Thursday, May 7, 2026
Lansana Fofana
- Sierra Leonean troops, backed by the West African Peacekeeping force ECOMOG, have recaptured the diamond-rich towns of Tongo and Koidu, according to military and civilian sources in the capital Freetown.
Tongo is situated about 270 kilometres east of the capital Freetown and it had been under the control of rebel forces since December last year.
On Tuesday, the town was reported to be under siege by local militia fighters or Kamajors, who are fighting on the side of the government.
“The battle for Tongo lasted for four hours and by sunset on Tuesday, the town had been overran and rebels forced to flee into the bush,” said Prince Brima, a freelance journalist in the town.
He told IPS that heavily-armed Kamajors attacked and dislodged the dissidents, in retaliation for recent rebel attacks on three towns in the south and east of the country.

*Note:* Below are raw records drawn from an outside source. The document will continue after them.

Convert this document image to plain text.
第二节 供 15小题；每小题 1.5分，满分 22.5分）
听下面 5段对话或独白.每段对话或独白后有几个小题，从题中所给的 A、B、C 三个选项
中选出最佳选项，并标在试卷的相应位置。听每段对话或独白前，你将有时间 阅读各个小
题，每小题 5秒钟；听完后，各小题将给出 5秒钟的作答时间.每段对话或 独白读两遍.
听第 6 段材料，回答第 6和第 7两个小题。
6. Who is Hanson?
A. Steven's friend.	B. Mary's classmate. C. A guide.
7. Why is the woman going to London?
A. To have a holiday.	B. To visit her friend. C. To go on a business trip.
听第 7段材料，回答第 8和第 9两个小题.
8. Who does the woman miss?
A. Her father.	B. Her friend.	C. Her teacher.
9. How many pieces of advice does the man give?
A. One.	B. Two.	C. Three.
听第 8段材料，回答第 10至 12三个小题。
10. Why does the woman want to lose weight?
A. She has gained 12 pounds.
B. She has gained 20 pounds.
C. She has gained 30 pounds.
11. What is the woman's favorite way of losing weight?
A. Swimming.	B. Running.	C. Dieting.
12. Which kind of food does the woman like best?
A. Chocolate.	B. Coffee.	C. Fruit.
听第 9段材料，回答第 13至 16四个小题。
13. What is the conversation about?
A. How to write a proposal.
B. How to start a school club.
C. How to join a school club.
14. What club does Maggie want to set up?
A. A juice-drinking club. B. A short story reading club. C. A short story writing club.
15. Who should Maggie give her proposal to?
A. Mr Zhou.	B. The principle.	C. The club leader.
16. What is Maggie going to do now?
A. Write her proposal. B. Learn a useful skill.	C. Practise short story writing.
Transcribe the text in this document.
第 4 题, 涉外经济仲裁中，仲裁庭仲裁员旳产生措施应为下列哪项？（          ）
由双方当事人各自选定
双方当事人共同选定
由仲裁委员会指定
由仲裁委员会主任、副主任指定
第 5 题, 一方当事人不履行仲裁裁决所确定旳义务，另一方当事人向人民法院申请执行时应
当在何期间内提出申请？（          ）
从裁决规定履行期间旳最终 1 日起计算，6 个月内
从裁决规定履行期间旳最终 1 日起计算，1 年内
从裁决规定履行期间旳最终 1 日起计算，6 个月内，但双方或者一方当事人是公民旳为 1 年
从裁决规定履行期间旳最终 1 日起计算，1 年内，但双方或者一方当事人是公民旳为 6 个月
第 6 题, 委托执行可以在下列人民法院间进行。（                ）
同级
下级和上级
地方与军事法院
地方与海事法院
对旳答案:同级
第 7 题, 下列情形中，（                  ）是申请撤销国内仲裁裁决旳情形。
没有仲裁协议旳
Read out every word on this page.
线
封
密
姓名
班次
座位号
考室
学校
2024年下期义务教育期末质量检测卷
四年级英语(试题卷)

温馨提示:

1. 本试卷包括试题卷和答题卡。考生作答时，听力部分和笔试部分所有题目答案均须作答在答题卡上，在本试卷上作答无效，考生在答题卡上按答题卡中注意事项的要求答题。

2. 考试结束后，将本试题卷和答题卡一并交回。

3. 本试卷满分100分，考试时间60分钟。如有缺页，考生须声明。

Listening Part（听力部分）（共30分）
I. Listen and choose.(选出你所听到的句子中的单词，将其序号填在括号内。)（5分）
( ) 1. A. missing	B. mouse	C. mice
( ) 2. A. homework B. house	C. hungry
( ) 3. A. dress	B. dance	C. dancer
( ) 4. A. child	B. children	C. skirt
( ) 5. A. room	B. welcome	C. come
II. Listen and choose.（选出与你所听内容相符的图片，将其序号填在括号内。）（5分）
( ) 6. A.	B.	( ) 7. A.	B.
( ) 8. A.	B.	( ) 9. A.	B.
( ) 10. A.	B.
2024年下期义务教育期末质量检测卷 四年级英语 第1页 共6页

Military sources have also confirmed the recapture of Tongo, much to the pleasure of the cash-strapped government of President Ahmed Tejan Kabbah and many Sierra Leoneans, who had earlier campaigned for the government’s pursuit of the military option in the conflict, until all diamond-rich regions were liberated, before a ceasefire was signed.
The diamond-rich district of Kono, 330 kilometres east of Freetown, has also been recaptured from rebels.
Rebels had been occupying all the diamond-mining areas for several months, thus cutting off the government’s economic heartbeat.
“Sierra Leone has lost millions of US Dollars in revenue in the six months of rebel seizure of the diamond fields and diamond accounts for over 50 percent of government revenue,” says an official of the Ministry of Mines in Freetown.
Sierra Leone’s belligerents have accused each other of violating the ceasefire signed in the Togolese capital last week.
“Ceasefire or no ceasefire, I think that it is reasonable for the government to make absolute control of the mining districts. The rebels cannot be allowed to hold the entire nation hostage,” says a government official in Freetown.
Many Sierra Leoneans had placed hopes in the on-going peace talks, between the government and rebels of the Revolutionary United Front (RUF) in Lome.
The talks were brokered by West African leaders, the United Nations and the Organisation of African Unity (OAU), and they have been going on for more than one week.
There are, however, fears in Sierra Leone that President Olusegun Obasanjo, who was sworn-in Saturday, may withdraw all Nigerian troops from the strife-torn west African country to fulfill an election pledge.
Nigerians make up more than 75 percent of the 14,000 ECOMOG forces deployed in Sierra Leone to prop up the beleaguered civilian government of President Kabbah against rebel forces.
The conflict in Sierra Leone erupted in 1991 when former army corporal Foday Sankoh launched a bush war to overthrow the government of then President Joseph Momoh.
Since then, more than 30,000 people have been killed in the conflict, while an estimated quarter of the country’s 4.5 million people are scattered as refugees in neighbouring countries.